Using the CFM’s doublegrid functionality

The CFM’s numerical scheme is Lagrangian, and each snowfall event gets a new layer (node) added on (and one is removed from the bottom). This creates a lot of nodes (slow!) when time steps are small. So, we developed a ‘regrid’ or ‘doublegrid’ function, which combines some specified number of nodes at a specified depth to reduce the number of nodes. Then, to improve this further, the is an additional node combining depth to make an even-lower resolution grid.

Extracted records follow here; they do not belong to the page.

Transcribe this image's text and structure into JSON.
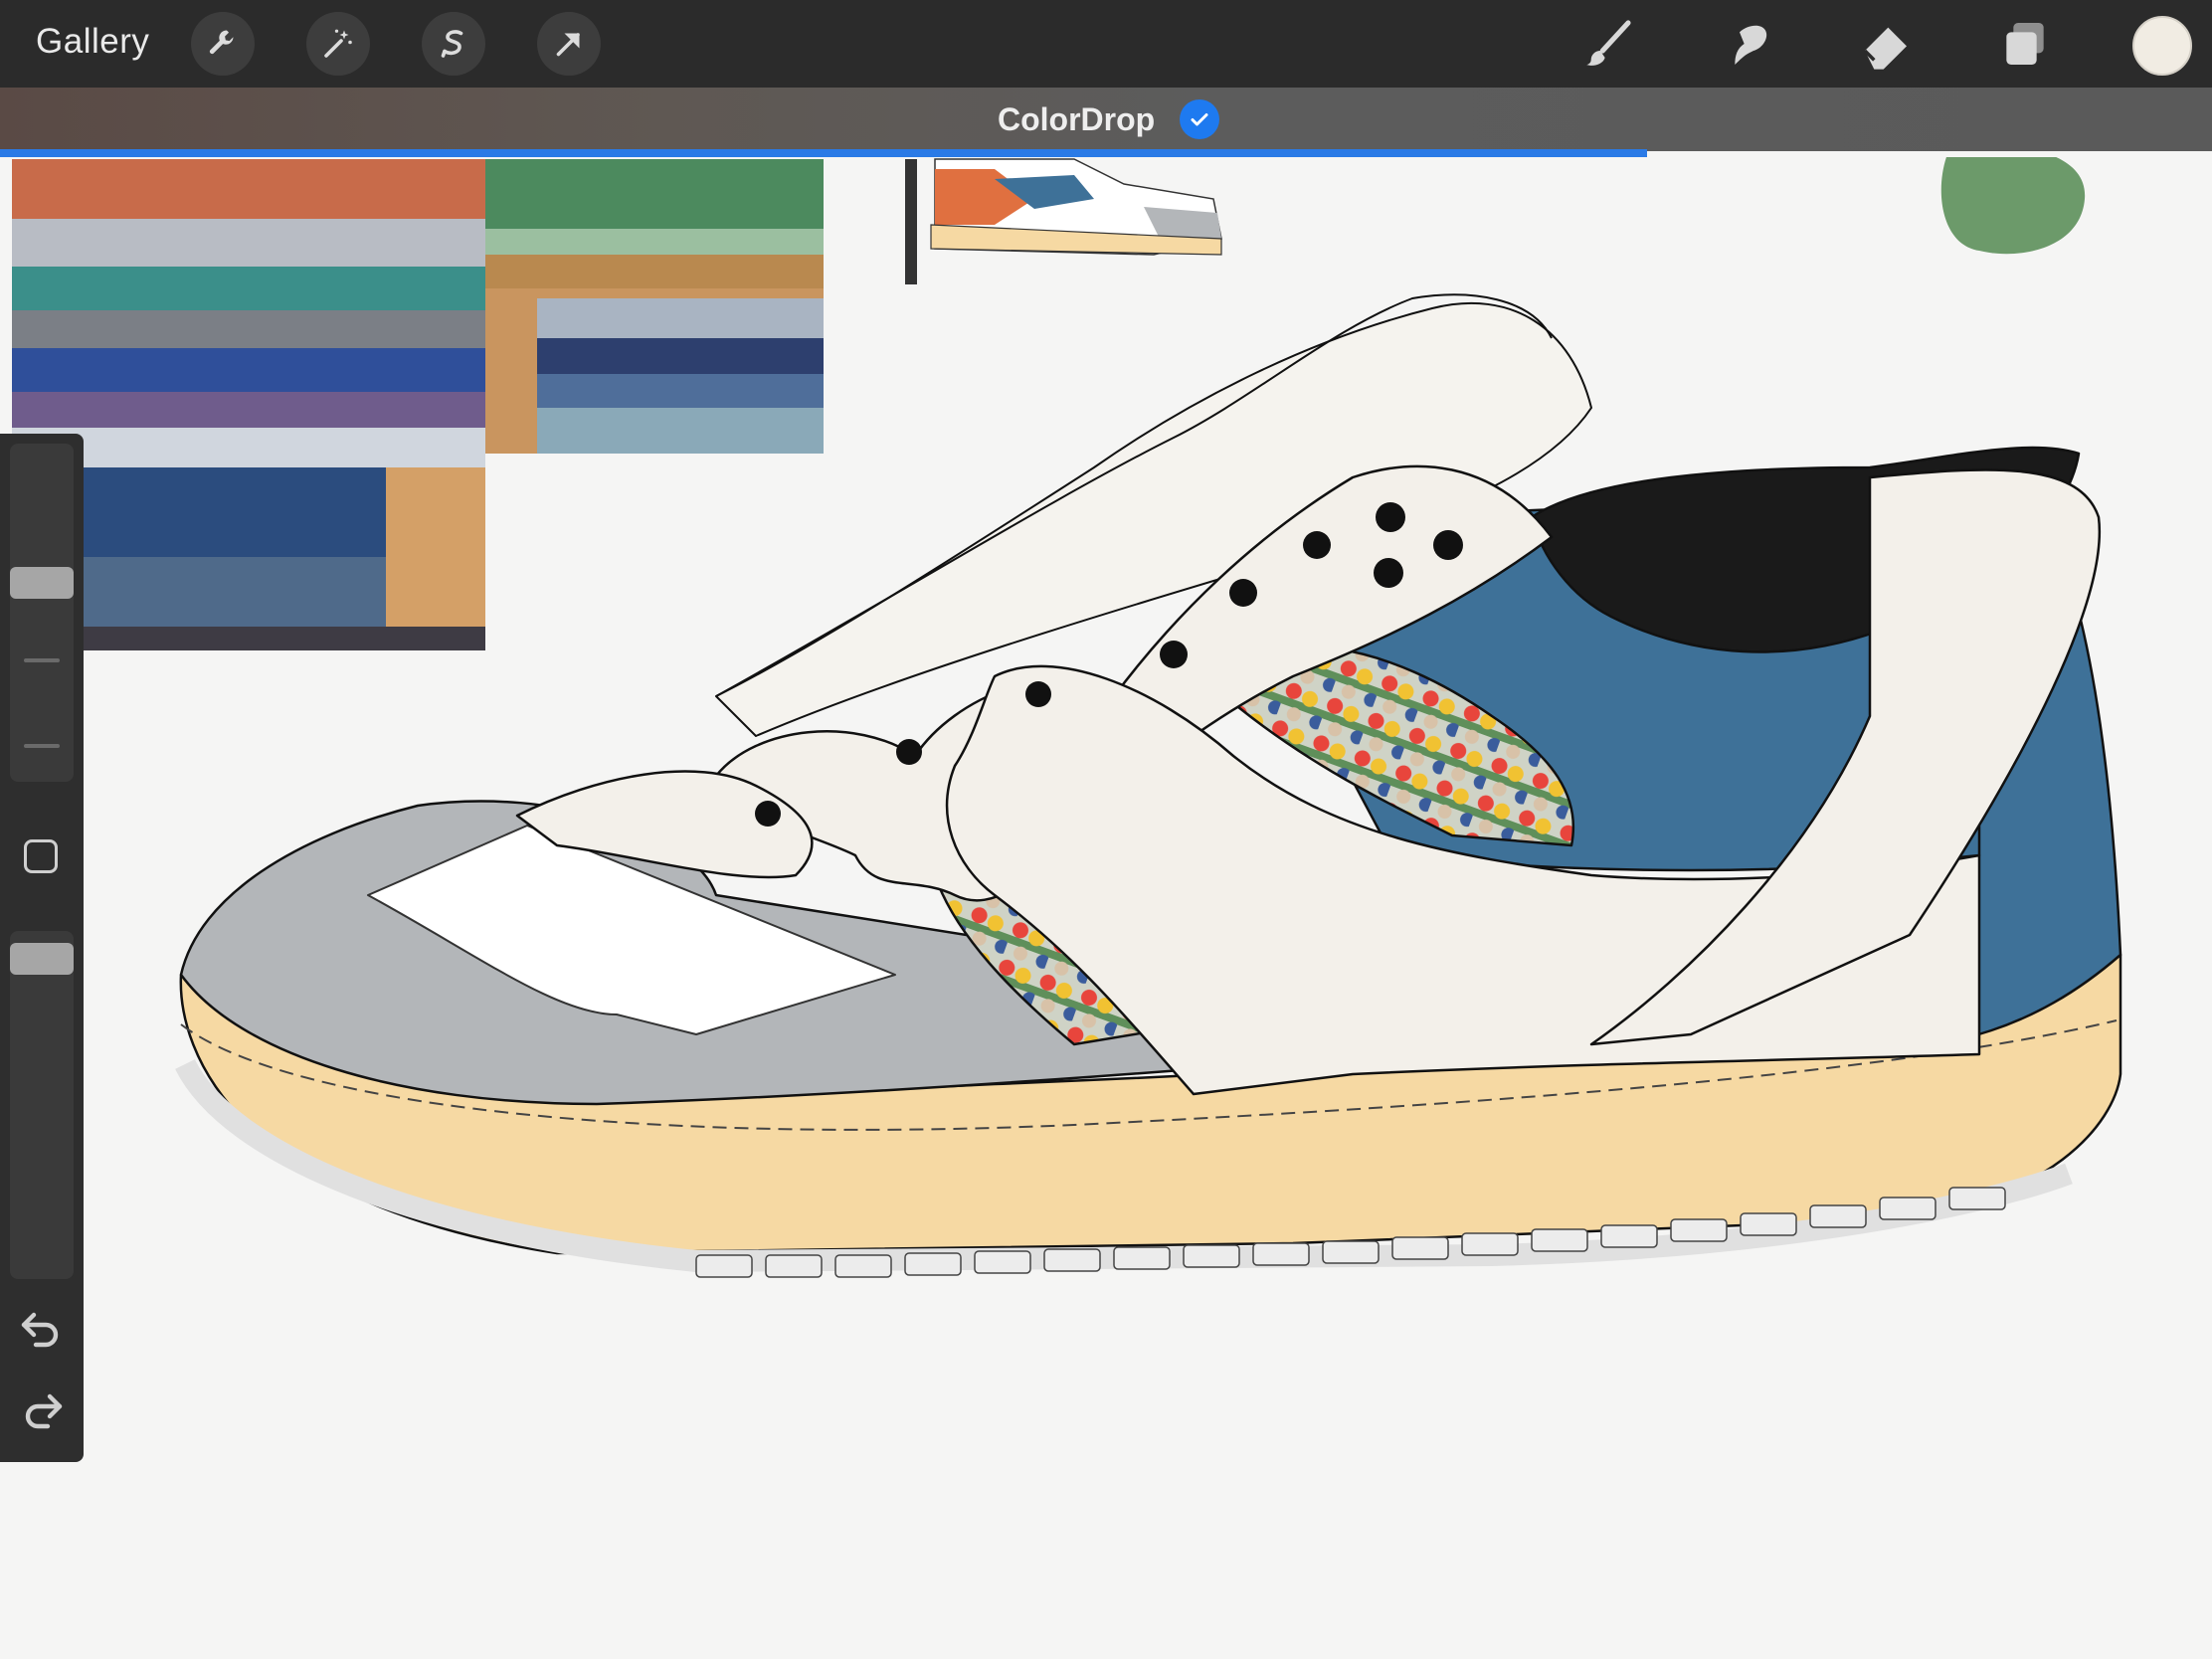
{
  "app": {
    "gallery_label": "Gallery"
  },
  "toolbar": {
    "left_tools": [
      "wrench-icon",
      "magic-wand-icon",
      "selection-s-icon",
      "transform-arrow-icon"
    ],
    "right_tools": [
      "brush-icon",
      "smudge-icon",
      "eraser-icon",
      "layers-icon"
    ],
    "current_color": "#f1ece3"
  },
  "notification": {
    "text": "ColorDrop",
    "status": "check-icon",
    "progress_color": "#2a7ae6"
  },
  "colors": {
    "toolbar_bg": "#2b2b2b",
    "canvas_bg": "#f5f5f4",
    "shoe_blue": "#3e7198",
    "shoe_cream": "#f3f0ea",
    "shoe_grey": "#b3b6b9",
    "sole_yellow": "#f6d9a3",
    "heel_black": "#1a1a1a",
    "blob_green": "#6c9a6a"
  }
}
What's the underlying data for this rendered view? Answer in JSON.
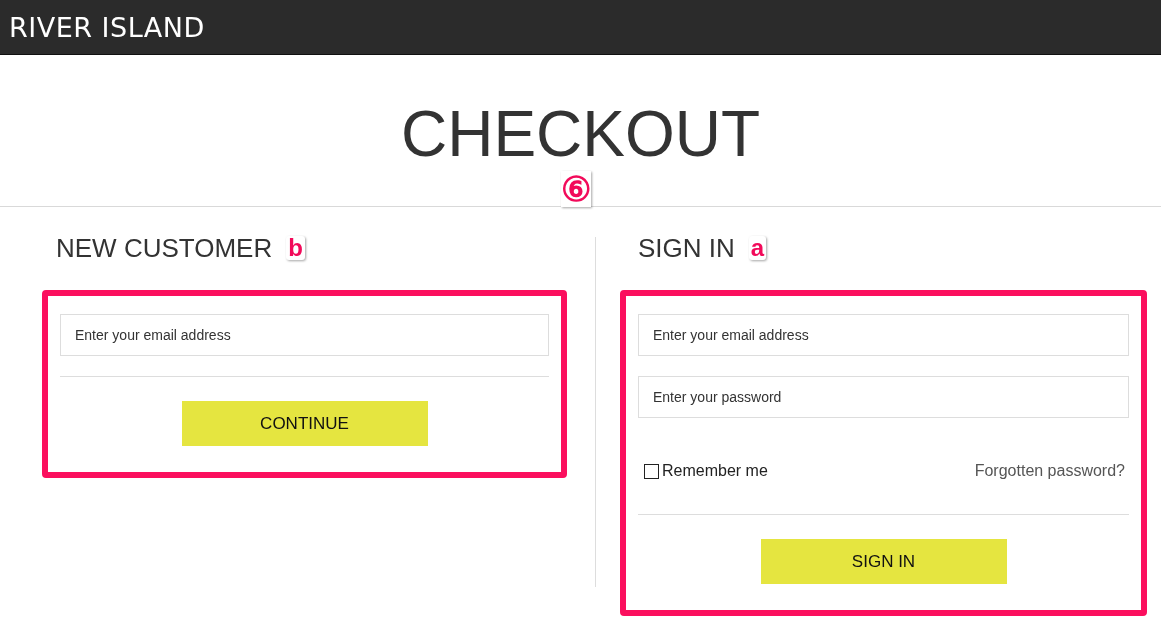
{
  "header": {
    "logo": "RIVER ISLAND"
  },
  "title": "CHECKOUT",
  "title_marker": "⑥",
  "new_customer": {
    "heading": "NEW CUSTOMER",
    "marker": "b",
    "email": {
      "placeholder": "Enter your email address"
    },
    "button": "CONTINUE"
  },
  "sign_in": {
    "heading": "SIGN IN",
    "marker": "a",
    "email": {
      "placeholder": "Enter your email address"
    },
    "password": {
      "placeholder": "Enter your password"
    },
    "remember": {
      "label": "Remember me",
      "checked": false
    },
    "forgot_link": "Forgotten password?",
    "button": "SIGN IN"
  }
}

Here is Vincent Verjans’ description of this function:

This new scheme is very similar to the original regrid scheme. The difference is that it uses a coarser resolution below grid2, in a grid that I called grid22. So now, you can have a transition in vertical resolution at two different depths. We still have grid1 at high resolution, then grid2 at low resolution and then grid22 at very low resolution. Below grid22, there is the grid23 which is again the same resolution as grid2. As before, the grid3 provides the stock of layers to be removed at each accumulation event. We have thus 5 different grids now: grid1: high resolution determined by accumulation events grid2: low resolution grid22: very low resolution grid23: low resolution grid3: high resolution

First, we proceed to an initial gridding in firn_density_spin. This splits the model domain into grid1 - grid2 - grid22 - grid23 - grid3. The transition depth and the number of nodes to merge from grid1 to grid2 are given by the json entries “grid1bottom” and “nodestocombine” as before. In addition, you can now include in the json the entries “grid2bottom” and “multnodestocombine”. The former defines the transition depth from grid2 to grid22 and the latter determines how many nodes of grid2 are merged in a node of grid22. So, 1 node of grid22 is made of (“nodestocombine”x”multnodestocombine”) nodes of the grid1. The grid23 nodes are formed of the same number of initial nodes merged together as the grid2 nodes. And the grid3 nodes are formed of a single initial node (as before). Note that by setting multnodestocombine to 0, the regrid scheme will work exactly as before and there won’t be any grid22 and grid23.

Second, in the firn_density_nospin run, regrid22 is called every time the stock of grid3 nodes is empty. At this point, we merge nodes of grid1 into a grid2 node and we split a grid23 node into grid3. But when the stock of grid23 layers is empty, this does not work anymore. So, if this is the case, we merge nodes of grid2 into a node of grid22 and we split a node of grid22 into nodes for grid23. After that, we can again split a grid23 node into nodes for grid3. There is a good reason we use the grid23 to form grid3 nodes and we don’t split a grid22 node into grid3 nodes. The grid22 nodes are very thick. If we split a single grid22 node into “nodestocombine” nodes for grid3, the grid3 nodes would be thicker than the grid1 nodes. On the long term, that would cause a thinning of the total CFM domain because every time a grid1 node is accumulated, a grid3 node is removed. By using grid23, we effectively split a single grid22 node into (“nodestocombine”x”multnodestocombine”) nodes for the grid3.